The dry leaves were wiry, fuzzy, and mostly golden orange with some dark brown segments. It smelled, sweet, warm, baked goods, and earthy. After infusing, the leaves were chocolate brown and mildly fruity and sweet.
Gong Fu Style
After adding the dry leaves to the warmed gaiwan, there was a sweet aroma of grains, malt, honey, woodsy, roasted and bread.
Infusion 1 (30 seconds): The liquor was a reddish-brown and smelled roasted and nutty. Taste-wise, it was delicate, sweet, earthy, and toasted and left the mouth dry. It was surprisingly sweeter when cooled.
Infusion 2 (45 seconds): After this infusion, the liquor was slightly more reddish brown and had a roasted earthy smell. It had the same sweet, fruity toasted notes from the first infusion with some dryness at the tail end of the sip. The leaves have unfurled.
Infusion 3 (60 seconds): The liquor remained a reddish-brown and had the same roasted smell as Infusion 2. The taste was fairly faint with some earthy and roasted notes but mostly astringency.
After infusing for 2 minutes, the liquor was a brown colour. The flavour was fairly faint with some sweet, earthy, fruity notes. Next time, it may require a bigger spoonful of tea since the leaves are so wiry. This may pull out more flavour.

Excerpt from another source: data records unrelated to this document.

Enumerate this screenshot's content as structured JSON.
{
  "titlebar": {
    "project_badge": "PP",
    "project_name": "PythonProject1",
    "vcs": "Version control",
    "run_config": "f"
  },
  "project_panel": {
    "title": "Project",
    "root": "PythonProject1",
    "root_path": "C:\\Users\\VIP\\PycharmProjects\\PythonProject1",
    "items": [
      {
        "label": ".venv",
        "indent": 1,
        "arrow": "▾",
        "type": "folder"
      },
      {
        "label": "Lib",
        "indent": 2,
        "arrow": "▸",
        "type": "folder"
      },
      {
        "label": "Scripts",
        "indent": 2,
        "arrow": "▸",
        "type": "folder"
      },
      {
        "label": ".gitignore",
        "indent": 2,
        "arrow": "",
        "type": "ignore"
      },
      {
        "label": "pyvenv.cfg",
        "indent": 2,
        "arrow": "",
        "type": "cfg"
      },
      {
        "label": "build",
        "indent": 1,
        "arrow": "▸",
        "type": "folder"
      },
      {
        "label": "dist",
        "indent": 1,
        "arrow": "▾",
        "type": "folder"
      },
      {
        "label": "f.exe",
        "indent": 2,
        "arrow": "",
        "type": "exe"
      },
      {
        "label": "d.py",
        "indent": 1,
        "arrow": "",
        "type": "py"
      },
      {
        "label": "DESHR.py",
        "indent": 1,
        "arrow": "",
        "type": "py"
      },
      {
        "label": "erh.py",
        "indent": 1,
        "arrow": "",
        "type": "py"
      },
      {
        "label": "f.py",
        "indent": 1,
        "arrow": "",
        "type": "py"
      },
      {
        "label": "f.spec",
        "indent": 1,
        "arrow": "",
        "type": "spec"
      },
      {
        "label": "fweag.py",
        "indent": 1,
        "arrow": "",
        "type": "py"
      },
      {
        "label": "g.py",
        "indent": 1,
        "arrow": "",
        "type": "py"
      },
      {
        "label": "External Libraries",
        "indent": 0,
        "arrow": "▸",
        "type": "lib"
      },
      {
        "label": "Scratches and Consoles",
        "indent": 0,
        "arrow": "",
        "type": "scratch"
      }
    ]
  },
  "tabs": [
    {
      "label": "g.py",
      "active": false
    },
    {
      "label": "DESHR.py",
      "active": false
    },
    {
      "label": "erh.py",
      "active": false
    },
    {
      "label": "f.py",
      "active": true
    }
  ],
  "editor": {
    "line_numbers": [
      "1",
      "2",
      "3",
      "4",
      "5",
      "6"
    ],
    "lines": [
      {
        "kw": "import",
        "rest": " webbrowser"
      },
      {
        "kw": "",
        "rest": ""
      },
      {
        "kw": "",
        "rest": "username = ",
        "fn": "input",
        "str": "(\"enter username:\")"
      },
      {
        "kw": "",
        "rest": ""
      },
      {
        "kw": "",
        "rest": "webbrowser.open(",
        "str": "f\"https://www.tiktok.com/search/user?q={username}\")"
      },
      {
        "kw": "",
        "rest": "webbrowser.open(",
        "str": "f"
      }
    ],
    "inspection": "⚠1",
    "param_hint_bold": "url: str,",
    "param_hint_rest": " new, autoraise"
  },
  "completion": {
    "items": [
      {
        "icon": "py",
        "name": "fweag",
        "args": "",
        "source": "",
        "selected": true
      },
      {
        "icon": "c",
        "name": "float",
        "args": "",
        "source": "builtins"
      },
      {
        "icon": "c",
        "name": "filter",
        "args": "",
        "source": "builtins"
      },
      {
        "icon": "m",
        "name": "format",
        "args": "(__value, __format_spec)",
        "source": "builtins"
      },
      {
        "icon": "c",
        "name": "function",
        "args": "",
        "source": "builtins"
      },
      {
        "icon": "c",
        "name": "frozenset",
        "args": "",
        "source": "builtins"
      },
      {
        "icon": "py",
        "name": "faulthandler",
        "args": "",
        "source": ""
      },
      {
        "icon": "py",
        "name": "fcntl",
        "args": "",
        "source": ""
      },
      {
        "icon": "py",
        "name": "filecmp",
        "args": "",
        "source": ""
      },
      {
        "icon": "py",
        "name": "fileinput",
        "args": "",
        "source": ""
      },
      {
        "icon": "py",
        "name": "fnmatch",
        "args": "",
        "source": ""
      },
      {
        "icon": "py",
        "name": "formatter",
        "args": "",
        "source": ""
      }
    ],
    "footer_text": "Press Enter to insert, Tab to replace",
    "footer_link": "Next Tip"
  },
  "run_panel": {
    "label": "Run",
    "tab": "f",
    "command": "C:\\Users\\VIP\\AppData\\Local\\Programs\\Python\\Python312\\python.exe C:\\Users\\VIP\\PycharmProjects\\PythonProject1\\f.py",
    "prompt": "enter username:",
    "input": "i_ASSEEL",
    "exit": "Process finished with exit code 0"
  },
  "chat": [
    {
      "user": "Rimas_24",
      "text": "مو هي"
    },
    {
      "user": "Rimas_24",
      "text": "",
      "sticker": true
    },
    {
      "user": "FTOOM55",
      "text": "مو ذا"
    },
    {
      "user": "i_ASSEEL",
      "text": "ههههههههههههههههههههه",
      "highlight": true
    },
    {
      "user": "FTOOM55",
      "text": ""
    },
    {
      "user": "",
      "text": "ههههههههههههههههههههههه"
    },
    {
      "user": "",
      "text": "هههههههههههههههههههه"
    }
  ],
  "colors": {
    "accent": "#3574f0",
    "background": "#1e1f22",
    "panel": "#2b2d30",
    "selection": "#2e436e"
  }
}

This would be a nice tea for someone who likes black tea without the intense flavour it can come with. It is much more delicate than the other two teas. I personally like a stronger black tea but this one was still enjoyable (3/5 rating).
- Type: Black tea
- Origin: China, Yunnan
- Caffeine: High caffeine
- Ingredients: Black tea
- Company: Masters Teas (Masters by Adagiotes)
Interview with Farmer
How long have you been growing tea and what got your started?
My parents were tea farmers when I was a small boy. They brought me to the mountain when I was very young. So I loved the mountain and their job. I started to help them when I was 10. On my way to school we picked up the tea leaves every morning. As a result, I began to work when I was 18 after high school.

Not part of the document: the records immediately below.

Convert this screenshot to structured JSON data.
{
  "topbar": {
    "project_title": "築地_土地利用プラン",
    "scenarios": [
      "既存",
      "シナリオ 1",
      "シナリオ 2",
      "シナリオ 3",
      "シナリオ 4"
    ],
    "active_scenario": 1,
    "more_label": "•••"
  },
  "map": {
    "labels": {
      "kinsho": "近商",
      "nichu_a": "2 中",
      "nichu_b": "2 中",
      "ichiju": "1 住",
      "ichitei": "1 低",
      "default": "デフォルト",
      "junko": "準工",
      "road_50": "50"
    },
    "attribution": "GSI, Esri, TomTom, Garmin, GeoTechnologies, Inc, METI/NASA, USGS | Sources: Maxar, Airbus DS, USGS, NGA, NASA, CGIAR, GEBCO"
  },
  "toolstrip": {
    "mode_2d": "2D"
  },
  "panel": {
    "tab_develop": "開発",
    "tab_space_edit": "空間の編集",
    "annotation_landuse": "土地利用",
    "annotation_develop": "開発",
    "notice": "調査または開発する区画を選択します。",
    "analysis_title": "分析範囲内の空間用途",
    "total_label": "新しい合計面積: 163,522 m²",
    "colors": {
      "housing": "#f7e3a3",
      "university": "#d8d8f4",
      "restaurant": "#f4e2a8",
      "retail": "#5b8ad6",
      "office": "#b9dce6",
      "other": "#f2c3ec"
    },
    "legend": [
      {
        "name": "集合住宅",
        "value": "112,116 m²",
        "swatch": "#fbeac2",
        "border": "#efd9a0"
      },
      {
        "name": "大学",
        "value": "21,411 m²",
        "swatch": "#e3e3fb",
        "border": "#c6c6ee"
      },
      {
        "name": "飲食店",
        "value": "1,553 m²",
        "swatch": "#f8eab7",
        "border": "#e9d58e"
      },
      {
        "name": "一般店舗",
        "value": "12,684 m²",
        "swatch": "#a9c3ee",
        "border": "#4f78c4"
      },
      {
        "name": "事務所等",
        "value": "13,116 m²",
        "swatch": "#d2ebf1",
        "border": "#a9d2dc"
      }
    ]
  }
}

Can you describe a typical day out in the field?
Si Mao is a mountain area. I have to climb mountains to pick up the tea leaves. I normally go out around 7am in the morning and finish at noon. Then I will send the tea leaves to the primary factory.
What is your favorite part of growing tea?

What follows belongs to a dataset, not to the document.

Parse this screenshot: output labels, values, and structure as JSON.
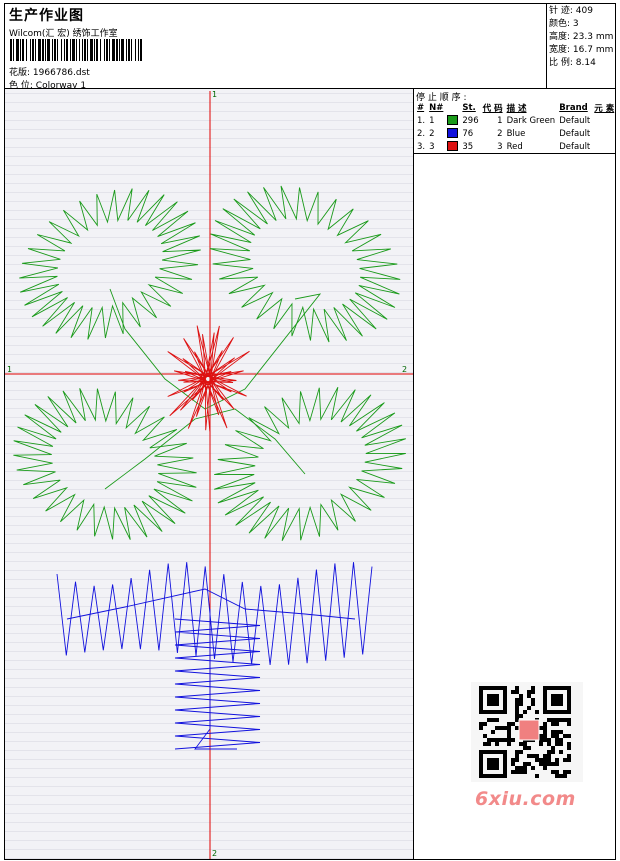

I love mountains. I began to follow my parents to climb the mountains when I was very young. When I pick up tea leaves I am always very happy. I love the fresh smell.
Conversely, what is the hardest part of your job?
I am 53 now and I do not want to stop, but my knees are not going very well after so many years of climbing. Sometimes I am in pain for that. I do not know what I can do if I lost this job.
The question of the post: What do you think about International Tea Day?